Enter my love for Ruby on Rails, the platform I’ve discussed here and there. The answer was not to figure out a way to release software that could be bought, but to provide a monthly service at free and paid levels. Instead of figuring out how to get a bunch of large one-time payments, I merely needed a way to provide a software that so helped a novelist’s work that he would be willing to pay a few bucks per month or quarter. This would not only be cheaper on the end-user by allowing me to work on updates and improvements, but it would be a much more budgetable way for me to sustain some sort of income from the project.
So, now the idea has changed. The basic concept is simple. The interface will look like Word, only with basic formatting tools, things you would see in novels. On the left side will be a treeview of blocks that can be arranged as desired, each given a name and a description. These blocks can be moved in and out, such that a chapter becomes a Part, a Section becomes a Chapter, etc. Each block, when moved, will rearrange the final output of the novel. When clicked, the block will open up the text on the right side, where it can be edited and formatted.
That allows for the data of the novel, how it is arranged and what it contains. Next, I will provide a complete formatting section for describing how the hierarchy of the blocks of text will correspond to the final look of the novel. For example, some books have a little ” . . .” separating the sections. Or perhaps they have a funky design surrounding each chapter number. The formatting section will describe how this should be done.
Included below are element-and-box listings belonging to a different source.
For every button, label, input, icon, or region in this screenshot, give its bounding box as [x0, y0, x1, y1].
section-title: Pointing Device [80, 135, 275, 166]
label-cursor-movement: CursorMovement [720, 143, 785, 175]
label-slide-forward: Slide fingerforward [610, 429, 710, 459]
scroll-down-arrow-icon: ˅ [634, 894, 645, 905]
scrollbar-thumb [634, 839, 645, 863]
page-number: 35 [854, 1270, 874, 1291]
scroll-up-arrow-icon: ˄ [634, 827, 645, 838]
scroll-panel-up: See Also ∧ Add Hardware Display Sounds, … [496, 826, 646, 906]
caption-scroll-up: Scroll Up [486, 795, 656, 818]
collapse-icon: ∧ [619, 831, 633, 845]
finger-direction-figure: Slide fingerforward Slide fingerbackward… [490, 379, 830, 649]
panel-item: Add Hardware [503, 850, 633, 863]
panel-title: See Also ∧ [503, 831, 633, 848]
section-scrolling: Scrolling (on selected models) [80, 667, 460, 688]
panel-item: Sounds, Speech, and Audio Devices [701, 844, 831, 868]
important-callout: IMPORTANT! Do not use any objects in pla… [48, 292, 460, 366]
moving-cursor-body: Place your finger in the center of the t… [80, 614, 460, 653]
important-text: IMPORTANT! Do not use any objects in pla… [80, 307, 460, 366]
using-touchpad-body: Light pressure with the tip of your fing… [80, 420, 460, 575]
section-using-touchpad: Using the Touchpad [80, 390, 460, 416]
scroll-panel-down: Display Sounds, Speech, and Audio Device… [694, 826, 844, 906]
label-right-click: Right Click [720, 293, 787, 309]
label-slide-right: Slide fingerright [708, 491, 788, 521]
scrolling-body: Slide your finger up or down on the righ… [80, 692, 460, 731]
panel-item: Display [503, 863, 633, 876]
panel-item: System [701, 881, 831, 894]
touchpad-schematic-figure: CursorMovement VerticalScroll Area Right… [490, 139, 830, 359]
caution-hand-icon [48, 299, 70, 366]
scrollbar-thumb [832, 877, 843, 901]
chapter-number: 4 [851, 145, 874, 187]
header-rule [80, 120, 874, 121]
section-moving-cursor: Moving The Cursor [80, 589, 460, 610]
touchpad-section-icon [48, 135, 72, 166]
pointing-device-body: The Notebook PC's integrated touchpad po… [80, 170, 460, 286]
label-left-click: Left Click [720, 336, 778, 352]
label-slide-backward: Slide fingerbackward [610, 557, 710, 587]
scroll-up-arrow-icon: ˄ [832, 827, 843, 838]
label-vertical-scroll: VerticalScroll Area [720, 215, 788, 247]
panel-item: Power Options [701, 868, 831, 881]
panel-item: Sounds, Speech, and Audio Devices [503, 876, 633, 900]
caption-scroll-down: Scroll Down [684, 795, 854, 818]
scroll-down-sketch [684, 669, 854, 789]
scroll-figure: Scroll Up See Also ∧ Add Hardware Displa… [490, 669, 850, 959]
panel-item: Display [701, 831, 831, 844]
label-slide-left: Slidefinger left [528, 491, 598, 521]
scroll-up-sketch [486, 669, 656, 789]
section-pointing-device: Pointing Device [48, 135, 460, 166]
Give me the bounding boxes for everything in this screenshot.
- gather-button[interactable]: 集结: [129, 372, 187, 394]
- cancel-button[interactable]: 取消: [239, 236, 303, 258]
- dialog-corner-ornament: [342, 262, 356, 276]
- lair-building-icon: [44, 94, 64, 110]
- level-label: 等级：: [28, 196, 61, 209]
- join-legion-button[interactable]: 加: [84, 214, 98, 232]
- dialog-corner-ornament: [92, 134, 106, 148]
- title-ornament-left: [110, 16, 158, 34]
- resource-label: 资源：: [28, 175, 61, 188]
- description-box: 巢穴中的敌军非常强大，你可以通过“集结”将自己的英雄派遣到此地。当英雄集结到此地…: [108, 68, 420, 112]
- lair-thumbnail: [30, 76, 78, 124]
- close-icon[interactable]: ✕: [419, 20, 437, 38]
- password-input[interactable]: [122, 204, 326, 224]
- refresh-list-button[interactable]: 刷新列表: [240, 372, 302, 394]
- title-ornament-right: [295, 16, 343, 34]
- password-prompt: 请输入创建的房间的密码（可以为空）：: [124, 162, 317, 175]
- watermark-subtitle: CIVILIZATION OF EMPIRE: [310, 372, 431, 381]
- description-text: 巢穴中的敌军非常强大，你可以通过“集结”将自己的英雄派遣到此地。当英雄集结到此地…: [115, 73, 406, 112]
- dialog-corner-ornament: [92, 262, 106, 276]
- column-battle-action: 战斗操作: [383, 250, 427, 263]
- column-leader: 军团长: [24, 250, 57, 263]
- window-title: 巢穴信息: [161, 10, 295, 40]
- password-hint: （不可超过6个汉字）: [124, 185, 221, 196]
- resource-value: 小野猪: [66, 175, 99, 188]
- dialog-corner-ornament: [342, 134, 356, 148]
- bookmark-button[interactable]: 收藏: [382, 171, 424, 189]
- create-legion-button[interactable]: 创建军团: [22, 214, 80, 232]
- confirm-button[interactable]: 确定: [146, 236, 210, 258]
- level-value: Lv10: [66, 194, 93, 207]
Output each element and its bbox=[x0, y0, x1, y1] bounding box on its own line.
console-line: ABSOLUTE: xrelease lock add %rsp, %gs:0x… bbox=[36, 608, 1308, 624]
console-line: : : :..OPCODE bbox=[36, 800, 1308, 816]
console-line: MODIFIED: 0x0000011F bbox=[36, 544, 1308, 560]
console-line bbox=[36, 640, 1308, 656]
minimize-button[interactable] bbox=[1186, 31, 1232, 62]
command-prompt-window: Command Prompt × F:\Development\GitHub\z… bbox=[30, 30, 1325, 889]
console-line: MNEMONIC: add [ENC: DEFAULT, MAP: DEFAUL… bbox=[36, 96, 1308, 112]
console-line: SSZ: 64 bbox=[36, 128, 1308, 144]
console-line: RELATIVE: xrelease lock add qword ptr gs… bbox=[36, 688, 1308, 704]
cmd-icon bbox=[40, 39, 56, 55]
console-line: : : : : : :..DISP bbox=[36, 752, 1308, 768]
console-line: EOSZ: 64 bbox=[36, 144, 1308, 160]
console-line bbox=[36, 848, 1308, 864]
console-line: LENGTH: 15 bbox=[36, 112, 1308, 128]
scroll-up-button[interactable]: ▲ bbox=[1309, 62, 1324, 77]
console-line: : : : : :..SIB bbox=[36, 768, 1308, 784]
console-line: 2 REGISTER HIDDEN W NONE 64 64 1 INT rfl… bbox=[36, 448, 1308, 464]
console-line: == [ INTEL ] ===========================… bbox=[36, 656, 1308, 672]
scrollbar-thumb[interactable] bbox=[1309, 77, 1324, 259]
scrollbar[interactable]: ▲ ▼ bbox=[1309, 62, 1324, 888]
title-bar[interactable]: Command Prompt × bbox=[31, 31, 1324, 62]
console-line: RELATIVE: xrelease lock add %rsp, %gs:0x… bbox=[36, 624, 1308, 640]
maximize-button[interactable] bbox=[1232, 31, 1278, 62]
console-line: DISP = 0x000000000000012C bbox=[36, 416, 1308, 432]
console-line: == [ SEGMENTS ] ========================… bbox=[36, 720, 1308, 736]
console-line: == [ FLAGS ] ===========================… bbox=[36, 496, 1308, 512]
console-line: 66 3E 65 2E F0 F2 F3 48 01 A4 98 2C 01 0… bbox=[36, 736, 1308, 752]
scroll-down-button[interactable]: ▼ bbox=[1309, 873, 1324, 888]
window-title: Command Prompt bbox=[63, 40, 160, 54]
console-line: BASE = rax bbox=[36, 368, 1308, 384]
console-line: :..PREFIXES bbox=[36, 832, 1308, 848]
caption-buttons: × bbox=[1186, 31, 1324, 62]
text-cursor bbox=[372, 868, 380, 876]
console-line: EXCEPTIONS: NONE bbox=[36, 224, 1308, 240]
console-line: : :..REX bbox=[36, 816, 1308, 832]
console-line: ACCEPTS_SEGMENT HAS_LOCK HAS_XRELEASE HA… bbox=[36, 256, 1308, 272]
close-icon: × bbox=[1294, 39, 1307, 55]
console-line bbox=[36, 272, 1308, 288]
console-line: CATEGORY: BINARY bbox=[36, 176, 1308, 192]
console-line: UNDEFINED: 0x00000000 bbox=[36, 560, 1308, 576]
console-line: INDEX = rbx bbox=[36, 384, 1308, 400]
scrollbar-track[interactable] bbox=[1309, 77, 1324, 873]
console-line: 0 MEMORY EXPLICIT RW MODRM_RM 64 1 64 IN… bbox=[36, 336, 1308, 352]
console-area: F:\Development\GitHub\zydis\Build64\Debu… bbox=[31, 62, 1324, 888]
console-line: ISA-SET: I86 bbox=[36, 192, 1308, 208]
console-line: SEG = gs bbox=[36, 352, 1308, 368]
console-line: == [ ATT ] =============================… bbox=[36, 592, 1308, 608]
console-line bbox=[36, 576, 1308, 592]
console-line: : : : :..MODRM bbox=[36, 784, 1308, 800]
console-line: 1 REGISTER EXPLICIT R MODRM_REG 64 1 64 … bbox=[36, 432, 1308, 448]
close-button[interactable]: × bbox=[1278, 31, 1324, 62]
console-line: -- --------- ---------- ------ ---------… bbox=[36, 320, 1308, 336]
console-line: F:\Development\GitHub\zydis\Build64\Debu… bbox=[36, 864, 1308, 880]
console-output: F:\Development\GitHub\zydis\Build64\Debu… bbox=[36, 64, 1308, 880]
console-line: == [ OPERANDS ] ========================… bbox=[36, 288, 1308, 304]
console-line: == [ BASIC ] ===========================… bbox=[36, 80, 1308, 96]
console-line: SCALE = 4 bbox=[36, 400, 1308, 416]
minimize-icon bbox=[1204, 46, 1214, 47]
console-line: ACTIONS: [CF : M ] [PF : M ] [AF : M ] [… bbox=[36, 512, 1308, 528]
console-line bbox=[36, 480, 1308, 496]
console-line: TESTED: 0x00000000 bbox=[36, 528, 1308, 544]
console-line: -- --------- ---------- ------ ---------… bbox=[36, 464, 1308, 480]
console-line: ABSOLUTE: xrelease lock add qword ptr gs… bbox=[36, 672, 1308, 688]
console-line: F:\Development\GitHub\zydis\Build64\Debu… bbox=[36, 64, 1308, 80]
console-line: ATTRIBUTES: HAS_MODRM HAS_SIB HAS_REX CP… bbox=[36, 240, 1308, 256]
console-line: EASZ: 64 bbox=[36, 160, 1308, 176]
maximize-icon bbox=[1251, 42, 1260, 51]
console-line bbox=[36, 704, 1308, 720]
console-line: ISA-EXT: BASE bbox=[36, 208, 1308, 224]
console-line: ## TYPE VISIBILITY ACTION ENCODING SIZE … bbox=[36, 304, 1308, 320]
Also, it will allow for chapters having names displayed or not, should the chapter number be on its own page, etc.
Finally comes the publishing section. This takes your novel, combines it with the formatting, and exports a full PDF or Word file of your novel, ready for printing, each stamped with your copyright details. It auto-generates a table of contents and/or an index, and will even provide the writer statistics about word usage (i.e. “you used the word ‘exclaimed’ 2236 times” such that he can make edits right away. It will also be able to automatically generate an outline from the block arrangements and description.
Basically, this tool will solve the problem many people have with actually producing their own novel. Microsoft Word sometimes makes things so difficult that people get caught figuring out how to format something, and it steals time they could be writing.
Additional features not yet planned initially would be character databases to store your characters and their information, timeline managers to help preplan a novel and auto-generate the blocks needed, research help such as a thesaurus and atlas and stuff like that, etc.
So there explaines Novelpad, probably one of the middle priority items to develop.